Heather picked up Eerie and placed him on the cushion beside her. “Quit twisting things around! This isn’t about me!”

“Sure. Uh-huh.” Pointing her middle, fuck-you finger at the carton on the table, Annie said, “That dead bitch is more important to you than me.”

Fury pushed Heather up from the sofa and onto her feet. “Annie, stop,” she said, voice low and tight. “Stop, right now.”

“You only care about the dead! That’s all you think about! Talk about!” Annie yelled. “Maybe if I died—”

Heather grabbed Annie’s shoulders. “Don’t say that!”

“It’s true!” She knuckled a fist into Heather’s shoulder. “What if you’d died, huh? What if you’d fucking died and left me all alone?”

Hot pain knotted Heather’s shoulder, but Annie’s words hurt worse than her punch; her words knifed Heather’s heart and stole her breath. What if you’d died?

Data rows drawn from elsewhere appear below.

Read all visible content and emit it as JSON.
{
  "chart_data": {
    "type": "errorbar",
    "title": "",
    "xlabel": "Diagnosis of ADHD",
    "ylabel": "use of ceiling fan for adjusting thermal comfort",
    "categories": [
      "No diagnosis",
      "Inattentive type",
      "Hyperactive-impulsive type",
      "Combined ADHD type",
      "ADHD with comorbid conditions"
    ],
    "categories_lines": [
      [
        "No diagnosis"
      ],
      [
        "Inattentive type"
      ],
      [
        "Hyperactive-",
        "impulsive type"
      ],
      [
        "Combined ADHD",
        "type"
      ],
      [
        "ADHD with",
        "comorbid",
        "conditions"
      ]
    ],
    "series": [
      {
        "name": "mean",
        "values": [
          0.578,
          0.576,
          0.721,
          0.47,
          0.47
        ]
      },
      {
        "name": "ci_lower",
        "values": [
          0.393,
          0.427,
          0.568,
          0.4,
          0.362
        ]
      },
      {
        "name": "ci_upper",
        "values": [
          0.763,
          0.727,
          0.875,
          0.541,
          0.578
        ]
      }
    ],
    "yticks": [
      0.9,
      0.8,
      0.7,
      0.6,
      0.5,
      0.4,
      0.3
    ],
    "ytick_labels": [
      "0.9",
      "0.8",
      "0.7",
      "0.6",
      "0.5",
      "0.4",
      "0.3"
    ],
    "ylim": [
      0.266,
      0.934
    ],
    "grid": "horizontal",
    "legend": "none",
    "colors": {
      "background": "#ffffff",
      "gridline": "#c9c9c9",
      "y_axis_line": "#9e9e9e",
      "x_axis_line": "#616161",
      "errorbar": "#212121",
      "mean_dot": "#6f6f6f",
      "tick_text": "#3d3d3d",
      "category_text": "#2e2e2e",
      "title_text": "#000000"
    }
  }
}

Heather wrapped her arms around Annie and pulled her stiff, but unresisting body into hers. Hugged her tight. “It’s all right. We’ll figure it out. You know I’d never ditch you. It’s just that things aren’t safe—”

“Let mom stay dead, Heather. Let mom stay dead so we can be a family again.”

Heather went still. She felt cold, like winter had awakened within her, gray and icy and stark.

I want us to be a family again. All of us. But don’t dig up the past, Heather. Look to the future and let the dead remain dead.

Maybe no one’s phone had been tapped.

She’d only told one person what Dante had done. She poured her secrets and confessions into Annie, believing that as keeper of Annie’s whispered yearnings and manic desires, her sister wouldn’t judge her. Believed their shared secrets strengthened the bond between them—sisters and survivors.

Glad that Prejean saved your life.

How many secrets had Annie bartered away over the years?

Numb, thoughts reeling, Heather held Annie, realizing for the first time just how alone she truly was.